Se había muerto mi bisabuela, tenía casi 100 años y mi papá estaba muy triste. Él había vivido con ella durante su paso por la preparatoria. Ella lo había cuidado, lo había alimentado, regañado, planchado la ropa, etc. Existía un vínculo más allá de la sangre entre mi papá y mi bisabuela.
Yo en cambio no sentía nada, jamás conviví mucho con ella, la conocía y la veía siempre el 25 de diciembre. Íbamos a comer pavo a su casa y para mi era de lo más aburrido estar ahí, lo único divertido era lo intricado de la arquitectura de la casa; tenía un atrio, algunos cuarto se comunicaban por medio de puertas escondidas, es decir, era el lugar perfecto para un niño curioso y poco convencional como yo.
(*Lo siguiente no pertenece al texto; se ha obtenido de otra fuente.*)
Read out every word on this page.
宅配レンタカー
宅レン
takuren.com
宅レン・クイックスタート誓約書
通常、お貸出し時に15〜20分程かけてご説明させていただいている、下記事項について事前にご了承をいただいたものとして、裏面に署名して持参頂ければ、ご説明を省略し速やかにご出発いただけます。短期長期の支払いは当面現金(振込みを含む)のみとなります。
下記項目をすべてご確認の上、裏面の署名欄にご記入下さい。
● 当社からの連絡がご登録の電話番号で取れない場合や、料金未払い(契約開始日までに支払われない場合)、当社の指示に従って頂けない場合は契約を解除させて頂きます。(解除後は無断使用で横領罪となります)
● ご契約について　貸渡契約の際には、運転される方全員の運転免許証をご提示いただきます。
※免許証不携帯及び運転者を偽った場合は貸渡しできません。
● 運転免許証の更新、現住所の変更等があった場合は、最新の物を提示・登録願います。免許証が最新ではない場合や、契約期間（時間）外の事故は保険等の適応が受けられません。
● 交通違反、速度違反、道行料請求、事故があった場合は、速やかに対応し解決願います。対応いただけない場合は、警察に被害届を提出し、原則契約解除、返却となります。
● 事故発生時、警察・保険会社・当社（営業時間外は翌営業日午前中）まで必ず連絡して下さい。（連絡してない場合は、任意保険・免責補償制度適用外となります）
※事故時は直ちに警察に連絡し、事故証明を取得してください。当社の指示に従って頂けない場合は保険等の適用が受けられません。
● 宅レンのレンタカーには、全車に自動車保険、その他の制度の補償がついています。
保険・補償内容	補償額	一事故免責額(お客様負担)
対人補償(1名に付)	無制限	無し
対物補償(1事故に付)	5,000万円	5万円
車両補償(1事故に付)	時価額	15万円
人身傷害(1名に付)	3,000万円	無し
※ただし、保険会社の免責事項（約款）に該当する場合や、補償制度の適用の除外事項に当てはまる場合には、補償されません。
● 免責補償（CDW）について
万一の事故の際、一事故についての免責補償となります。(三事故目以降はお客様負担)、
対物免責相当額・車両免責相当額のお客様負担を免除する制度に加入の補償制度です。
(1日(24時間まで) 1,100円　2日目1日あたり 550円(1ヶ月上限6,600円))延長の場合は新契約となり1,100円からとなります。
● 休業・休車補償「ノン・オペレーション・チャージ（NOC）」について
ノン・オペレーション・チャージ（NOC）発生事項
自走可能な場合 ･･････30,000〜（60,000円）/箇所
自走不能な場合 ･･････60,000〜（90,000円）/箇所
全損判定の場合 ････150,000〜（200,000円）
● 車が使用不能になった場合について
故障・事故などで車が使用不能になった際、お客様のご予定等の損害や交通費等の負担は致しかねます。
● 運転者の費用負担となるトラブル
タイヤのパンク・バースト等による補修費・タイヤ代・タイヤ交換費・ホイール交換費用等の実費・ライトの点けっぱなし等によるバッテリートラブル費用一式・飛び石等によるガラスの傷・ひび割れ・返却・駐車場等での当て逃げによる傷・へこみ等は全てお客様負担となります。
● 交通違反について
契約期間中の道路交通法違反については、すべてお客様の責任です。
En el funeral todo mundo lloraba, yo no podía sentir nada, lograba observar a la gente con seriedad y a veces un deseo de escapar se apoderaba de mí, pero resistí estoicamente. Miraba fijamente la puerta cuando entró Myriam. Se veía el dolor en sus ojos, sus labios gruesos temblaban, su cabello estaba alborotado y su mirada se encontró con la mía. No sé qué pasó, pero inevitablemente me acerqué a ella y la abracé. El abrazo fue fuerte, sentí su calor y el latido acelerado de su corazón, mientras el mundo a nuestro alrededor se desvaneció. Yo quise estar ahí para ella, sin saberlo, sin pensarlo, mi existencia tuvo un propósito en esos minutos, ayudarla a seguir su camino.
Años después…
Había muerto mi sobrina. Yo estaba muy triste, mis hermanas, mi papá, mi mamá… muy tristes. Era el fin de una nueva vida, una vida que se había entrelazado con la mía y que marcó mi alma para siempre. Mucha gente fue ese día, muchos lloraron, muchos sonrieron, algunos otros solo permanecieron callados, como yo lo había hecho años atrás en el funeral de mi bisabuela.
Mis ojos vidriosos veían como a través de una ventana en un día de lluvia, como si estuviera tratando de ver en una pecera. Cuando pude aclarar mi vista y el mundo comenzó a cobrar nitidez pude ver a Myriam. Ella estaba seria, parada con fuerza en el centro de la funeraria, con la mirada fija en mí. Abrió los brazos para recibirme. Me acerqué lentamente y nos abrazamos, me devolvió la fuerza y yo le regresé todas las lágrimas que ella me había regalado. Pude sentir el latido de su corazón, esta vez sereno y calmo, el abrazo fue fuerte, y el equilibrio fue restaurado para permanecer así por siempre con aquella prima que parecía mi hermana.